In February, Lillian attempted to press theft charges against the Meletios, but the police concluded the criminal case was unfounded, which left Lillian the option of pursuing her claims in civil court. Jill and Larry beat her to the courthouse, however, going on the attack by requesting nine depositions in anticipation of litigation. Later they would challenge Lillian's competency; they would accuse her of being under the influence of Edward's former wife and others, who they alleged had, by the "fall of 2000, begun to inveigle into [Lillian's] and Mr. Stanley's personal affairs, which caused Lillian to initiate suit." They also would request Lillian post a security bond to cover court costs.

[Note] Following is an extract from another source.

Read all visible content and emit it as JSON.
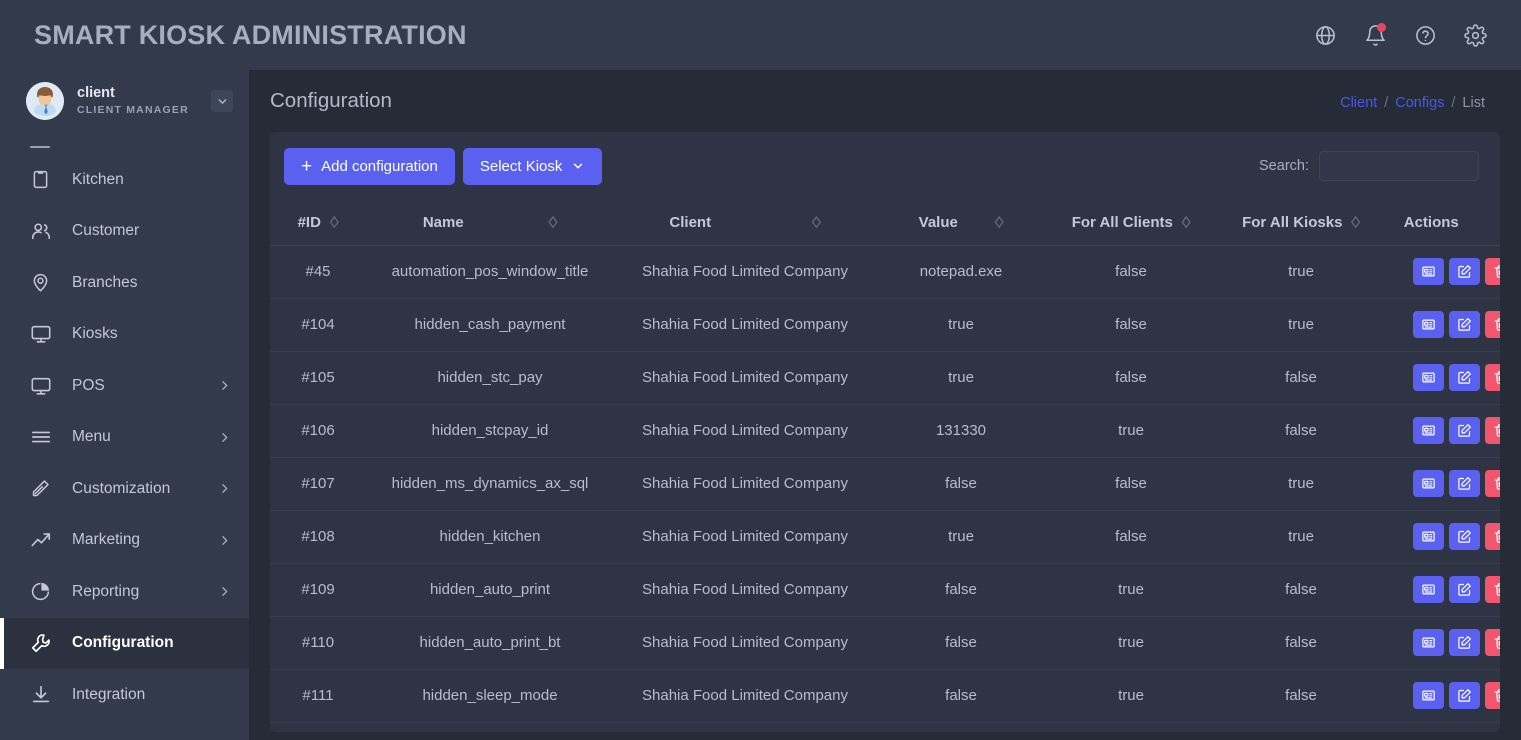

But Lillian has held firm. She hired Dallas attorney Randall Reed, who filed suit against the Meletios for, among other things, the alleged conversion of her property. In turn, the Meletios have countersued Lillian for malicious prosecution, bringing a groundless lawsuit in bad faith and defamation, alleging that she has maliciously made false statements to "others" claiming the Meletios "had stolen and converted one million dollars of [Lillian's] property." They have also raised 14 legal defenses, including claims that Lillian's lawsuit is barred by the statute of limitations. Much of Lillian's case rests on the testimony of Mamie Stanley, whose credibility might be called into question by her long drug history and her recent stay in the penitentiary. She was released in June after serving a two-year sentence for possession of amphetamines.

Reed isn't foolish enough to predict the outcome of the litigation, but he is impressed by his client's grace under fire. "Here is a woman who has lived a life of grandeur and is now living in an old-age ghetto with furniture that looks like it's from Goodwill. Yet there is no 'oh, poor me' about her," he says. "She just wants her things back. Her memories. It's what Tom Stanley would have wanted for her, too."